Prenez un cas qui est dans mon actualité: le projet de traité constitutionnel qui sera
soumis à référendum le 29 mai 2005. Les médias de masse, dont le rôle est de donner une
vue partielle de l'état de la société à un instant, forment un moyen assez convenable
pour déterminer quelles sont les positions respectives des divers représentants du corps
social dans les grands secteurs (politique, économie, social, idéologie, etc.). Par
contre, ils sont de moins de pertinence pour se faire une idée exacte du contenu du texte
soumis à référendum. Il y a une manière simple de réaliser la chose, se procurer ce texte
et le lire. Il est disponible sous des formes diverses: livres, périodiques, cd-roms, et
sur Internet sous la forme d'un document au format PDF en allant sur le site des diverses
institutions européennes (Parlement, Commission, Conseil, etc.); on le trouve aussi sur
ce site même, sous la
forme d'un document HTML, et aussi de documents Word et RTF, tels que ou au format
ZIP, en vue de l'impression, moins commode avec les fichiers HTML. On y trouvera aussi le
texte initial remis au Conseil des ministres tel que rédigé par les «constituants», et en
addendum le texte du projet de directive sur les services, faussement dénommé
«directive Bolkestein» à deux titres: ce n'est pas une directive, et elle ne doit pas
grand chose au dénommé Bolkestein. La dénomination précise du texte est: Proposition
de directive du parlement Européen et du Conseil relative aux services dans le marché
intérieur (présentée par la Commission), où il apparaît donc que la Commission ne
fait que publier un texte produit par d'autres. Par ceux-là même qui, ces derniers temps,
semblaient découvrir son existence…
Là-dessus, si on préfère une introduction à ce texte, il y a le livre Comprendre la
Constitution européenne, dû à Philippe Moreau Defarges (Editions d'Organisation, 182
pages, prix public: 15€). Selon moi, il vaut mieux se confronter au texte même, ce qui
n'empêche bien sûr d'éclairer sa lecture avec un commentaire de ce genre. Ne l'ayant pas
lu, je ne puis vous certifier sa qualité et sa pertinence, cependant, il m'arrive assez
souvent d'entendre son auteur s'exprimer sur France Culture, et il me semble que c'est
une personne de bon sens et intellectuellement rigoureuse.

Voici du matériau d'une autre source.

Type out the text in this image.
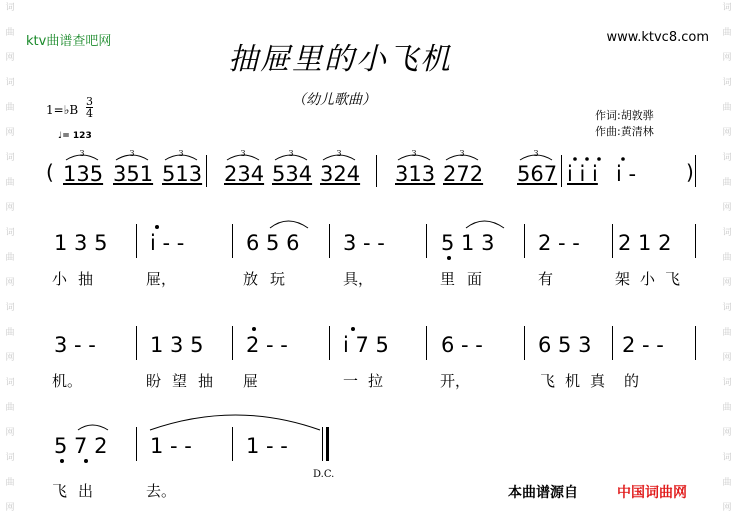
词
曲
网
词
曲
网
词
曲
网
词
曲
网
词
曲
网
词
曲
网
词
曲
网
词
曲
网
词
曲
网
词
曲
网
词
曲
网
词
曲
网
词
曲
网
词
曲
网
ktv曲谱查吧网	www.ktvc8.com
抽屉里的小飞机
（幼儿歌曲）
1=♭B
3
4
♩= 123
作词:胡敦骅
作曲:黄清林
( 135 351 513 234 534 324 313 272 567 i i i i - )
1 3 5 i - -	6 5 6 3 - -	5 1 3 2 - - 2 1 2
小 抽	屉，	放 玩	具，	里 面	有	架 小 飞
3 - -	1 3 5 2 - -	i 7 5 6 - -	6 5 3 2 - -
机。	盼 望 抽 屉	一 拉	开，	飞 机 真 的
5 7 2 1 - -	1 - -
D.C.
飞 出	去。	本曲谱源自	中国词曲网
3	3	3	3	3	3	3	3	3
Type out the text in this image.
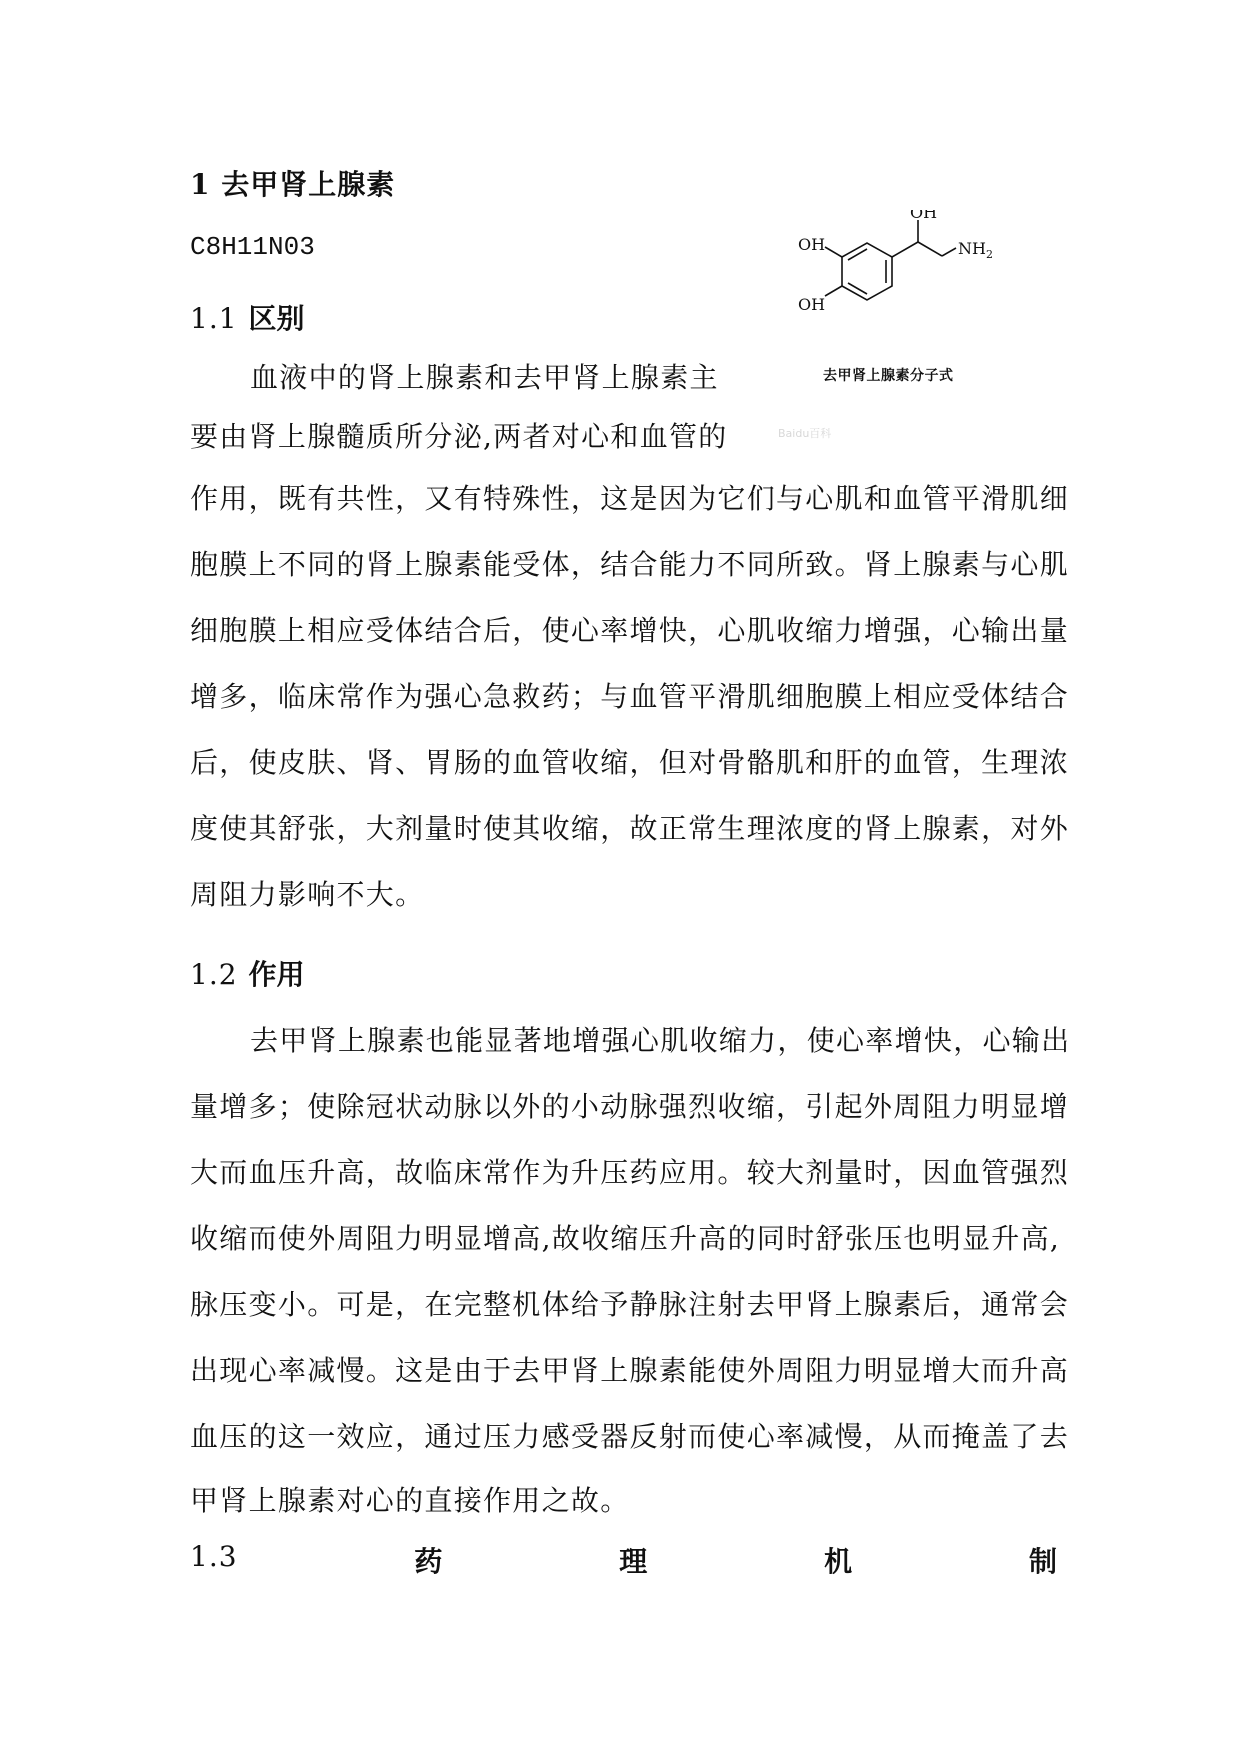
1 去甲肾上腺素
C8H11N03
1.1 区别
血液中的肾上腺素和去甲肾上腺素主
要由肾上腺髓质所分泌,两者对心和血管的
作用，既有共性，又有特殊性，这是因为它们与心肌和血管平滑肌细
胞膜上不同的肾上腺素能受体，结合能力不同所致。肾上腺素与心肌
细胞膜上相应受体结合后，使心率增快，心肌收缩力增强，心输出量
增多，临床常作为强心急救药；与血管平滑肌细胞膜上相应受体结合
后，使皮肤、肾、胃肠的血管收缩，但对骨骼肌和肝的血管，生理浓
度使其舒张，大剂量时使其收缩，故正常生理浓度的肾上腺素，对外
周阻力影响不大。
1.2 作用
去甲肾上腺素也能显著地增强心肌收缩力，使心率增快，心输出
量增多；使除冠状动脉以外的小动脉强烈收缩，引起外周阻力明显增
大而血压升高，故临床常作为升压药应用。较大剂量时，因血管强烈
收缩而使外周阻力明显增高,故收缩压升高的同时舒张压也明显升高,
脉压变小。可是，在完整机体给予静脉注射去甲肾上腺素后，通常会
出现心率减慢。这是由于去甲肾上腺素能使外周阻力明显增大而升高
血压的这一效应，通过压力感受器反射而使心率减慢，从而掩盖了去
甲肾上腺素对心的直接作用之故。
1.3	药	理	机	制
OH
OH
OH
$NH_2$
去甲肾上腺素分子式
Baidu百科
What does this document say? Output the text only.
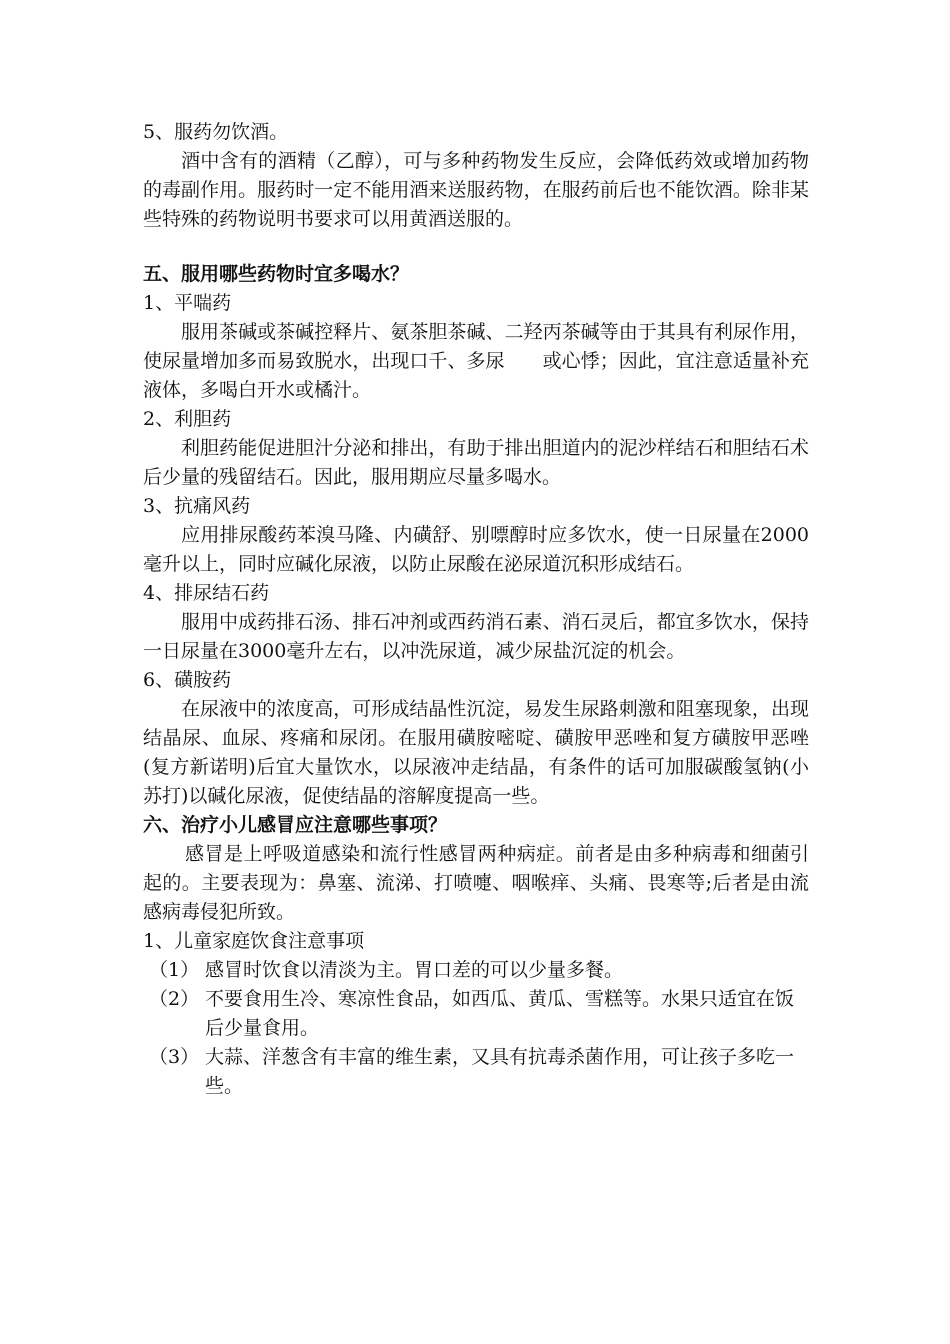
5、服药勿饮酒。

酒中含有的酒精（乙醇），可与多种药物发生反应，会降低药效或增加药物的毒副作用。服药时一定不能用酒来送服药物，在服药前后也不能饮酒。除非某些特殊的药物说明书要求可以用黄酒送服的。

五、服用哪些药物时宜多喝水？

1、平喘药

服用茶碱或茶碱控释片、氨茶胆茶碱、二羟丙茶碱等由于其具有利尿作用，使尿量增加多而易致脱水，出现口千、多尿　　或心悸；因此，宜注意适量补充液体，多喝白开水或橘汁。

2、利胆药

利胆药能促进胆汁分泌和排出，有助于排出胆道内的泥沙样结石和胆结石术后少量的残留结石。因此，服用期应尽量多喝水。

3、抗痛风药

应用排尿酸药苯溴马隆、内磺舒、别嘌醇时应多饮水，使一日尿量在2000毫升以上，同时应碱化尿液，以防止尿酸在泌尿道沉积形成结石。

4、排尿结石药

服用中成药排石汤、排石冲剂或西药消石素、消石灵后，都宜多饮水，保持一日尿量在3000毫升左右，以冲洗尿道，减少尿盐沉淀的机会。

6、磺胺药

在尿液中的浓度高，可形成结晶性沉淀，易发生尿路刺激和阻塞现象，出现结晶尿、血尿、疼痛和尿闭。在服用磺胺嘧啶、磺胺甲恶唑和复方磺胺甲恶唑(复方新诺明)后宜大量饮水，以尿液冲走结晶，有条件的话可加服碳酸氢钠(小苏打)以碱化尿液，促使结晶的溶解度提高一些。

六、治疗小儿感冒应注意哪些事项？

感冒是上呼吸道感染和流行性感冒两种病症。前者是由多种病毒和细菌引起的。主要表现为：鼻塞、流涕、打喷嚏、咽喉痒、头痛、畏寒等;后者是由流感病毒侵犯所致。

1、儿童家庭饮食注意事项

（1） 感冒时饮食以清淡为主。胃口差的可以少量多餐。
（2） 不要食用生冷、寒凉性食品，如西瓜、黄瓜、雪糕等。水果只适宜在饭后少量食用。
（3） 大蒜、洋葱含有丰富的维生素，又具有抗毒杀菌作用，可让孩子多吃一些。
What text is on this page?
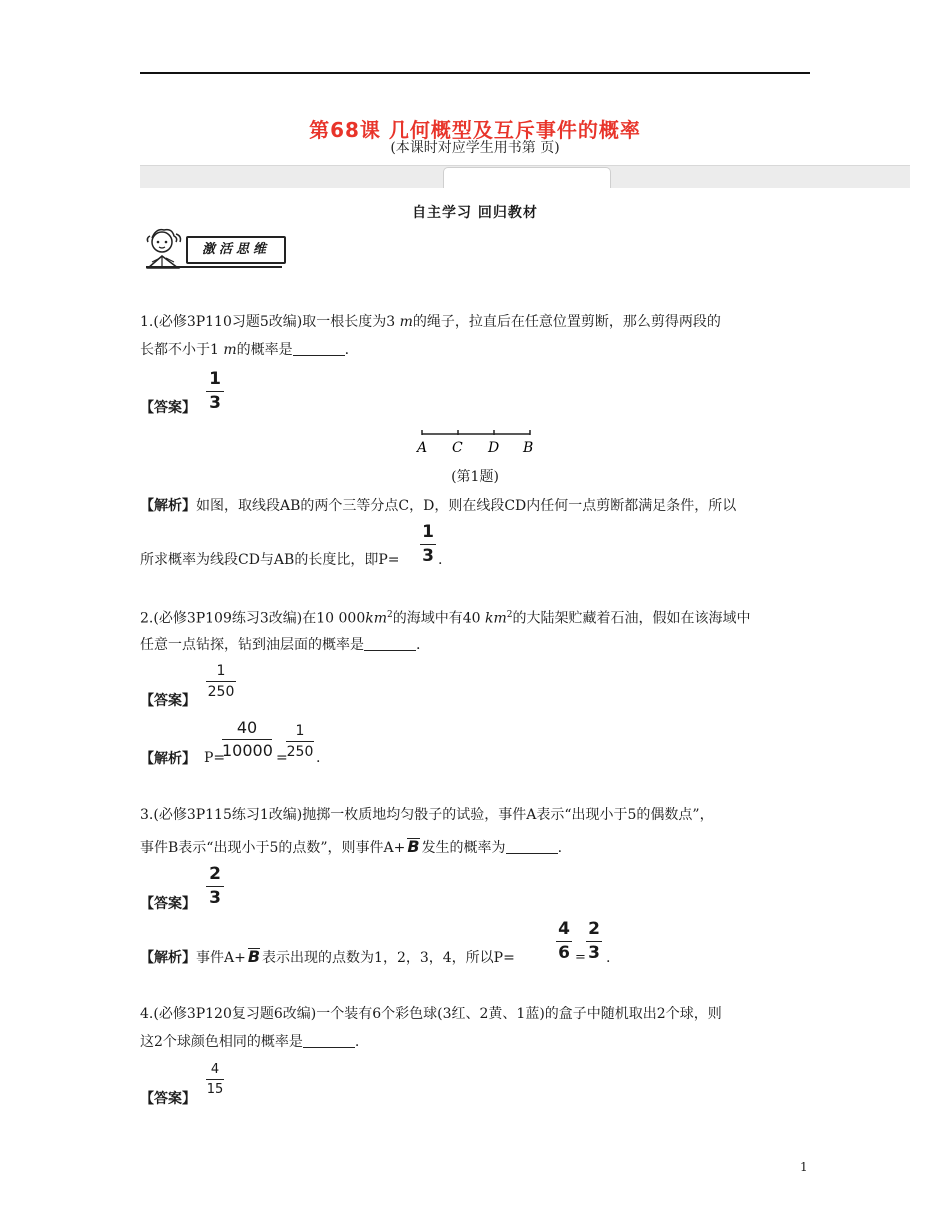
第68课 几何概型及互斥事件的概率
(本课时对应学生用书第 页)
自主学习 回归教材
激活思维
1.(必修3P110习题5改编)取一根长度为3 m的绳子，拉直后在任意位置剪断，那么剪得两段的
长都不小于1 m的概率是	.
【答案】
1
3
A C D B
(第1题)
【解析】如图，取线段AB的两个三等分点C，D，则在线段CD内任何一点剪断都满足条件，所以
所求概率为线段CD与AB的长度比，即P=
1
3 .
2.(必修3P109练习3改编)在10 $000km^2$的海域中有40 $km^2$的大陆架贮藏着石油，假如在该海域中
任意一点钻探，钻到油层面的概率是	.
【答案】
1
250
【解析】 P=
40
10000 =
1
250 .
3.(必修3P115练习1改编)抛掷一枚质地均匀骰子的试验，事件A表示“出现小于5的偶数点”，
事件B表示“出现小于5的点数”，则事件A+ B 发生的概率为	.
【答案】
2
3
【解析】事件A+ B 表示出现的点数为1，2，3，4，所以P=
4
6 =
2
3 .
4.(必修3P120复习题6改编)一个装有6个彩色球(3红、2黄、1蓝)的盒子中随机取出2个球，则
这2个球颜色相同的概率是	.
【答案】
4
15
1
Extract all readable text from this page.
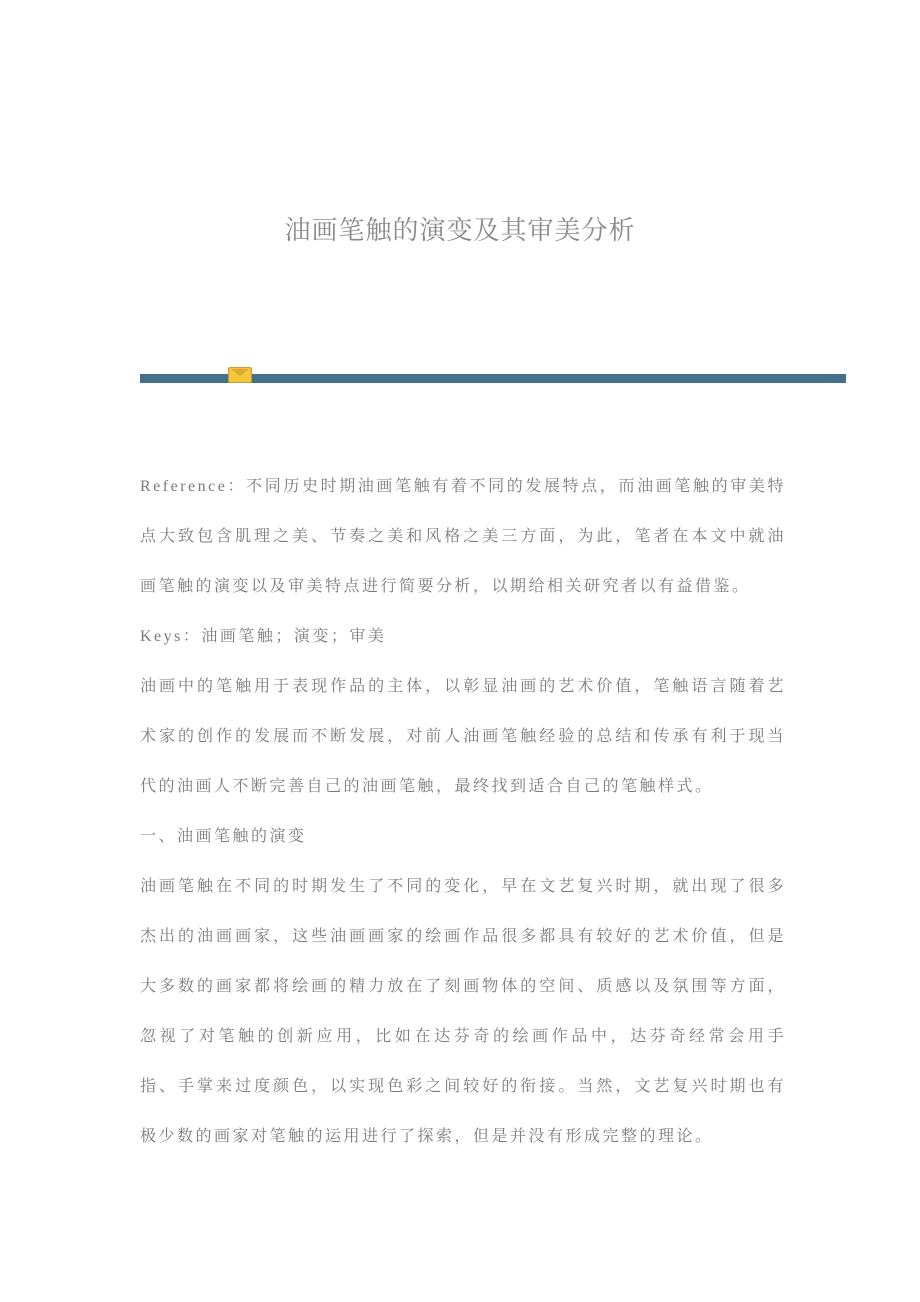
油画笔触的演变及其审美分析

Reference：不同历史时期油画笔触有着不同的发展特点，而油画笔触的审美特点大致包含肌理之美、节奏之美和风格之美三方面，为此，笔者在本文中就油画笔触的演变以及审美特点进行简要分析，以期给相关研究者以有益借鉴。

Keys：油画笔触；演变；审美

油画中的笔触用于表现作品的主体，以彰显油画的艺术价值，笔触语言随着艺术家的创作的发展而不断发展，对前人油画笔触经验的总结和传承有利于现当代的油画人不断完善自己的油画笔触，最终找到适合自己的笔触样式。

一、油画笔触的演变

油画笔触在不同的时期发生了不同的变化，早在文艺复兴时期，就出现了很多杰出的油画画家，这些油画画家的绘画作品很多都具有较好的艺术价值，但是大多数的画家都将绘画的精力放在了刻画物体的空间、质感以及氛围等方面，忽视了对笔触的创新应用，比如在达芬奇的绘画作品中，达芬奇经常会用手指、手掌来过度颜色，以实现色彩之间较好的衔接。当然，文艺复兴时期也有极少数的画家对笔触的运用进行了探索，但是并没有形成完整的理论。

Donc, La démocratie, les démocraties. Toute forme de gouvernement peut, dans certains
contextes, être «de caractère démocratique», y compris la dictature. On peut dire que la
prise de pouvoir par de Gaulle en 1958 fut une sorte de dictature: quand il est désigné
par l'Assemblée comme président du Conseil, on lui confie les pleins pouvoirs ainsi que
la charge de rédiger une nouvelle Constitution, ce qui s'apparente beaucoup avec ce qui
se passa après un certain 18 brumaire, an VII, avec un dénommé Bonaparte, y compris le
contexte général (régime en déliquescence, menace des «terroristes» – à l'époque, les
royalistes –, homme providentiel, etc.). La différence est dans les conditions d'accès au
pouvoir de nos deux généraux (Bonaparte fait un coup d'État, de Gaulle est appelé aux
responsabilités dans les règles) et les conséquences (la dictature de Bonaparte débouche
sur une monarchie, celle de de Gaulle sur un rétablissement de la République).